Fortunately for the world at large SWORD is on the job. SWORD is obviously an acronym for something or another but if they told me what it was I missed it. I was trying to make up something but the W is completely messing that up, but I’m betting the R and D stand for Robot Defense. Anyways SWORD consists of a group of highly skilled mech clad soldiers led by the stoic Leon Fayden (Shosuke Tanihara) and his lady love Vexille Serra (Meisa Kuroki). Their job is a simple one this Christmas Eve… kill Saito and go home.

One would think a half dozen highly trained mech soldiers and about 100 of their armed robot friends could easily take out one lowly corporate executive but Saito had something for them. Even while Saito was attempting to make his escape Vexille still had a grip on the right leg of her mark until Saito simply cut it off. That’s one tough bastard right there, that is if he were human. At least the heads of state were saved… or were they?

The fact that Daiwa Corp. has apparently mastered android technology is a gross violation of all kinds U.N. treaties and the U.S. Government needs to know what the hell they are doing over there, a notion made almost impossible by Japan’s advanced shielding and wave scrambling technologies.
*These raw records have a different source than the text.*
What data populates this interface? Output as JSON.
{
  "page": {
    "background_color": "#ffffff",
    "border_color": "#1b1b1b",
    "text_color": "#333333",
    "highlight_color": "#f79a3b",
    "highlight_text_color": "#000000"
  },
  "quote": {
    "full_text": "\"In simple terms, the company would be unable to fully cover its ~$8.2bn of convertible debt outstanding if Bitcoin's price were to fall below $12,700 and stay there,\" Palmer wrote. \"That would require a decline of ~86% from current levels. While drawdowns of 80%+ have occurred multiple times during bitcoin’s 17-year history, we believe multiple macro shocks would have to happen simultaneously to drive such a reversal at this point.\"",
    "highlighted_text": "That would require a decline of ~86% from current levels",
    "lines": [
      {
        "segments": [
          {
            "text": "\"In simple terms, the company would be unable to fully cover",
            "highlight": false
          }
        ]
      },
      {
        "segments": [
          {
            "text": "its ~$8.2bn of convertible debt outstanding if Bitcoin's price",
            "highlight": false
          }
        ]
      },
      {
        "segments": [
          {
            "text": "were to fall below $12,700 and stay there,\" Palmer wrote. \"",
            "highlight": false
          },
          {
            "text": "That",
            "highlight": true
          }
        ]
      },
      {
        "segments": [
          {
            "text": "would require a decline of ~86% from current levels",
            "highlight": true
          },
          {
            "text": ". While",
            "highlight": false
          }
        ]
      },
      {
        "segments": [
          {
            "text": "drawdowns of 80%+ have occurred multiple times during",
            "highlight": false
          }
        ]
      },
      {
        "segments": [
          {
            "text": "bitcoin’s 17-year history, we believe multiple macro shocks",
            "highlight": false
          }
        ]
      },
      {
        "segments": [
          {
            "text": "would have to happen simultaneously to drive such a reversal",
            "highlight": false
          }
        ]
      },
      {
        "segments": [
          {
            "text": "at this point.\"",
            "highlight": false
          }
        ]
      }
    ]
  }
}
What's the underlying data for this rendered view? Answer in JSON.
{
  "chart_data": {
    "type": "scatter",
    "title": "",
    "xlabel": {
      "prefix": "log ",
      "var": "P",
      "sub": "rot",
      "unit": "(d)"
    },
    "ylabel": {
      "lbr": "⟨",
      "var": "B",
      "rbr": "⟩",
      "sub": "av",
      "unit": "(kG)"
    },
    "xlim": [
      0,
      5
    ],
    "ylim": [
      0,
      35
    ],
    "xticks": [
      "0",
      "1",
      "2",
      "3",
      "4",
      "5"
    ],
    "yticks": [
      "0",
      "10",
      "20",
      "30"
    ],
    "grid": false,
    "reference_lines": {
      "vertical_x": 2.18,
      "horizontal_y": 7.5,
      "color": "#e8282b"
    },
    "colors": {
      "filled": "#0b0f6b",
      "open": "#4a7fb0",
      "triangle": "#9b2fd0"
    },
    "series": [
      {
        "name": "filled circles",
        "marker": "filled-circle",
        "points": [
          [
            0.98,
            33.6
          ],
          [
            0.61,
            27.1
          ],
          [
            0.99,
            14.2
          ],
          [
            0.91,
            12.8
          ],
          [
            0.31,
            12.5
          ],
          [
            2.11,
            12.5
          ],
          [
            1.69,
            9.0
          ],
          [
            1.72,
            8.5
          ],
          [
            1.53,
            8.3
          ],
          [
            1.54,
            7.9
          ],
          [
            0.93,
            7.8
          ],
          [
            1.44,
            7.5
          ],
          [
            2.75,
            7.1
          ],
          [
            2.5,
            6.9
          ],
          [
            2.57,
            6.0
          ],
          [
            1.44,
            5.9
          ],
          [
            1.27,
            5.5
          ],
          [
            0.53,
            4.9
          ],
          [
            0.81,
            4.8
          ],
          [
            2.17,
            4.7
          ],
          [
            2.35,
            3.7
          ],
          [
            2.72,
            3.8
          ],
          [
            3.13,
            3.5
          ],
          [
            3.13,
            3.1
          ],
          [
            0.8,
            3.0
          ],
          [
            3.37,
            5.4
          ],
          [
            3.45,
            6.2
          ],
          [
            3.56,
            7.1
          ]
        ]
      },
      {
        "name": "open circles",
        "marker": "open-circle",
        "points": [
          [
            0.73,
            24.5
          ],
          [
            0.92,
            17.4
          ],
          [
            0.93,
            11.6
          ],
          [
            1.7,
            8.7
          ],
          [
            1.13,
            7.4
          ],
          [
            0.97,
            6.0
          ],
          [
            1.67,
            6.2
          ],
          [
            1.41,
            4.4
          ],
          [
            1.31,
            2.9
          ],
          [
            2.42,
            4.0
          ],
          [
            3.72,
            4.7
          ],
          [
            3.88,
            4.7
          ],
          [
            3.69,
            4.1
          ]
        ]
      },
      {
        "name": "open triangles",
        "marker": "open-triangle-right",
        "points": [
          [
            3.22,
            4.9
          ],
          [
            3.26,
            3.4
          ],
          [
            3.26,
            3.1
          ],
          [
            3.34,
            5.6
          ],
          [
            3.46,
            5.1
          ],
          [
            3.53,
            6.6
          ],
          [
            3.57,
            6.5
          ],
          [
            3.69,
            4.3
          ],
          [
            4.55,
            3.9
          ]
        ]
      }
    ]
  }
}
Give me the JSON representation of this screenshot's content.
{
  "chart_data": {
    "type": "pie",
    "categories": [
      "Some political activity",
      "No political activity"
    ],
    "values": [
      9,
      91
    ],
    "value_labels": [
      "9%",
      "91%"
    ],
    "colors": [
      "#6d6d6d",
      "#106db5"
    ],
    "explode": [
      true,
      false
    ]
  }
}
It is now time for the SWORD mechs to jump into action, infiltrate Japan, and take down their communication barriers to find out what is happening in Tokyo. They will not like what they find.

Sori’sVexille’, in a word, is spectacular. And empty. It is high concept while at the same time being very, very basic. But let’s take a look at the spectacular first because as a piece of visual entertainment ‘Vexille’ has few peers. Using the cel shading animation technique similar to that seen in ‘Appleseed: Ex Machina’ ‘Vexille’ is truly something to behold. The animation is crisp and clean, the action is thrilling and explosive and the sound is loud and obnoxious just the way we like it. The larger your vessel for viewing this visual masterpiece and the more refined your audio system, the more enjoyment you will get out of watching this movie. Bless those precious few who had the opportunity to experience this visual and aural work of art in theaters.

That being said there is more to an entity that being devastatingly handsome and having a silky smooth voice… as I have personally been told on numerous occasions. While there are characters inside these amazing mech suits that the agents of SWORD use, good luck in learning anything about these people. This also includes the star of this movie in the character of Vexille, which was particularly frustrating. It could only have helped the film if we had known why Vexille became a member of SWORD, especially since she’s their lone female representative, or why she’s kicking it with the emotionless Leon or especially why she hates robots while forced to work inside of one everyday. That would’ve been some interesting stuff to know. There is some development of the character of Maria (Yasuko Matsuyuki), a former Daiwa employee working on the inside of Japan to help SWORD stop Daiwa’s nefarious plans, and as a result she was a far more interesting character than that of Vexille and I personally had more invested emotionally in the character of Maria, but the movie wasn’t called ‘Maria’.

I also enjoyed the core of the story immensely, Japan turning into a rogue nation and then the reveal of what had become of Japan once SWORD was able to get behind their defense systems, but as high concept as the story might’ve seemed initially, it all ultimately devolved into a very simple run-shoot and chase scenario. But what a run-shoot and chase scenario it turned out to be.

The bottom line, at least for me, is that the thrill of the ride greatly outweighs the overall vacuous nature of the story. I would’ve liked to have seen more development for my little CGI characters and I wouldn’t have minded if the narrative were expanded a little more, I mean the movie was plenty long enough to do this, but in absence of those things ‘Vexille’ was still a visual extravaganza that seriously should not be missed by anyone who enjoys animated films.